Chris Tucker says wants to do a movie on Ethiopia
June 01 2008
ENA The famous American Actor, Chris Tucker is thinking to do a movie in Ethiopia, his favorite African country where he considers as “a second home”.
The Actor who was among more than 200 delegates who paid a two-day visit to Ethiopia before heading to Arusha, Tanzania, for the 8th summit of Leon H. Sullivan Foundation transplanted tree in Ethiopia on Friday.
Chris Tucker told ENA on the spot that “Hopefully, I can come back and do a movie. I have to figure out.” He said “I love Ethiopia. It is my favorite African country. Because of the history… it is just beautiful and the people are beautiful and nice.”

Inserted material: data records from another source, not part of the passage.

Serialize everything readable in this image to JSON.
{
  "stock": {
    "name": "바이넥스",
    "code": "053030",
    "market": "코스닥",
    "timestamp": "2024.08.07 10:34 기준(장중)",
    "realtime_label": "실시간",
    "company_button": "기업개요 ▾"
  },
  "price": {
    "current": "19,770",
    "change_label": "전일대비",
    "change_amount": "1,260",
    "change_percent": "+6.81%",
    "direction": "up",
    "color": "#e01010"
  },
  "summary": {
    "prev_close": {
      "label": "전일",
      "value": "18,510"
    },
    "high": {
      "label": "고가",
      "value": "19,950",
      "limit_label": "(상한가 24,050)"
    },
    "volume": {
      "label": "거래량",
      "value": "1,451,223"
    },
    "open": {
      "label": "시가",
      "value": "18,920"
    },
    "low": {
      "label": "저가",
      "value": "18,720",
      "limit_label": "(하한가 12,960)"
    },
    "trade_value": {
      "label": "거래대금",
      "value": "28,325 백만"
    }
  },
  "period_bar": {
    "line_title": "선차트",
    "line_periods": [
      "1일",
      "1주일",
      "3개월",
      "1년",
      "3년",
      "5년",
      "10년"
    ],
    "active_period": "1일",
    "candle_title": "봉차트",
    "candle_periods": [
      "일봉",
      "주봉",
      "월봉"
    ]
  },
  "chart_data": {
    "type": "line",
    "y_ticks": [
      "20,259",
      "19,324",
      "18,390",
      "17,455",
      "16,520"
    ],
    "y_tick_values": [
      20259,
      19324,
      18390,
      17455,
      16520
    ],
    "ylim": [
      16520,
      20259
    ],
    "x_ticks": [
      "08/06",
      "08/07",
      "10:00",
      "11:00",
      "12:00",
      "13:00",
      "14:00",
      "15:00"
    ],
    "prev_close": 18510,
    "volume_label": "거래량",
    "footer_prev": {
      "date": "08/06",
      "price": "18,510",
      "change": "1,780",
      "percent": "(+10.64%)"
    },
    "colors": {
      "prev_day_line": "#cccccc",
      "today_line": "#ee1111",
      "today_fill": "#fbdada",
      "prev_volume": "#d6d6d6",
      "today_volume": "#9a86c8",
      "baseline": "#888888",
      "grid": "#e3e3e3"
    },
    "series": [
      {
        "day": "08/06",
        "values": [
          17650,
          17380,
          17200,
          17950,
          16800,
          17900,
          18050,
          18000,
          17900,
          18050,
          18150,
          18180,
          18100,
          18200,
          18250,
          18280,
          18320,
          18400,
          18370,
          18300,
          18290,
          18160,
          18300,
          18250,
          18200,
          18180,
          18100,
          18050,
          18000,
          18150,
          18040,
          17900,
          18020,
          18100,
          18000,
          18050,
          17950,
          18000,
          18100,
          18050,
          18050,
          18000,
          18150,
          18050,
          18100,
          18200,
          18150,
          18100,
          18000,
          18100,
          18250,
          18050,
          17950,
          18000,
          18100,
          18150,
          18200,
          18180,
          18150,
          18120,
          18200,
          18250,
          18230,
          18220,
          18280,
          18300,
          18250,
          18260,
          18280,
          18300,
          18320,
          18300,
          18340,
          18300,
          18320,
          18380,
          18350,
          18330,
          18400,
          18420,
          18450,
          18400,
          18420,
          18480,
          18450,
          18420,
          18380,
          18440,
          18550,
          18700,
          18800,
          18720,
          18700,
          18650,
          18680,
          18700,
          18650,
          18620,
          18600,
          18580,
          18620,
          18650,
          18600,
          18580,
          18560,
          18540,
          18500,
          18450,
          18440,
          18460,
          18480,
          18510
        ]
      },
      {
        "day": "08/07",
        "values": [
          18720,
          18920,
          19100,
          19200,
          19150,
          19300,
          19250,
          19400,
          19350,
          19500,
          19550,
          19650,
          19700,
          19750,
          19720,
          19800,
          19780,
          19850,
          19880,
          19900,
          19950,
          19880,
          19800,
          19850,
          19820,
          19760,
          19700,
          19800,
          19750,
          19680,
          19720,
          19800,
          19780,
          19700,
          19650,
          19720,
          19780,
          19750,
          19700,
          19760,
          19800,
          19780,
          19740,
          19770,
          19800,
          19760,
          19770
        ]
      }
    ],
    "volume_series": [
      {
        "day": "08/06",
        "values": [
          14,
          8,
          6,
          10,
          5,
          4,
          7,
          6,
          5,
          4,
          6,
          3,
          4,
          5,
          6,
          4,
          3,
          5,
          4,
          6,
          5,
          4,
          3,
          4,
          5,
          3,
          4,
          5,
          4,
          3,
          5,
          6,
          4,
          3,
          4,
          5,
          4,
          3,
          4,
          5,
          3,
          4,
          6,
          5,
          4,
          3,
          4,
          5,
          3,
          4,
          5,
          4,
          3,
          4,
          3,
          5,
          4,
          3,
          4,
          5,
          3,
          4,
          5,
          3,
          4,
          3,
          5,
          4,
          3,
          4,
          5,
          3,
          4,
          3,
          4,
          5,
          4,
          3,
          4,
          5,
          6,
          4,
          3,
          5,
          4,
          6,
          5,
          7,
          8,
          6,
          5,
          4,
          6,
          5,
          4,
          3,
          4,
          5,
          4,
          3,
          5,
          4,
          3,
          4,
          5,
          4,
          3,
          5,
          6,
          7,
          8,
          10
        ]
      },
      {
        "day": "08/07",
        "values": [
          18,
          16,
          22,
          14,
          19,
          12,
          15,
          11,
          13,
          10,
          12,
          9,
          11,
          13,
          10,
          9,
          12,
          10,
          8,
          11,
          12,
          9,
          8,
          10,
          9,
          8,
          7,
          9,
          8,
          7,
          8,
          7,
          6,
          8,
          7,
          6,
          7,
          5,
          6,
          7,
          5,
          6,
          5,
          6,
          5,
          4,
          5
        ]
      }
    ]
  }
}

He said “I am happy to be here, this is like my second home.” “Hopefully I can come back in a year or two …and just show that Ethiopia has so much beautiful greenery. This is a great, great flourishing land.”
"This is my second time (to be in Ethiopia). I am looking forward to coming back. On my first time, I didn’t go out the countryside. Today we went out a little further out. And see beautiful trees and hills. That was really nice," he said.
Another member of the delegation, CB Hackworth, is also planning to come back to Ethiopia on a film documentary project on Ethiopia.
He said he wanted to stopover before heading to Arusha for a number of reasons, one of which is because he “…wanted to have some meeting here to discuss the possibility of doing a film here in Ethiopia.” “What we do … is we tell positive stories about Africa,” he said.
According to him, what people outside of Africa know about the continent is what they are told by the media. Mostly, he said, the international media make Africa look a bad place, which he observed is not the true story of Africa.
“People in the US don’t realize they can visit a beautiful city like Addis that there are wonderful hotels and it is peaceful, that they are safe, if people come to know this then they will visit. And it will increase tourism and help the economy. So that is what we are trying to do with the film.”
“We are trying to find positive stories,” he said adding, the initiative of Ethiopia to replenish its lost forest resources in connection with its millennium celebration, which he considers as a wonderful way of marking the millennium, is a positive story.
He said “… News is something happening. For large news organizations, they don’t rush out and spend money and resources to report good things are happening. They rush out and spend money and resources to tell you about a war or a famine. If things are going good they generally don’t consider that news. We are trying to bring some balance to that and say there is more to the world. There is more to Africa.”
“Ethiopia is very civilized. Ethiopia also fought against colonialism. So unlike a lot of parts of Africa, Ethiopia really was able to put its own imprint on its own country. So a lot of your developments are from Ethiopians. So I think that is unique, I think that is something that people who visit will find very interesting,” he said.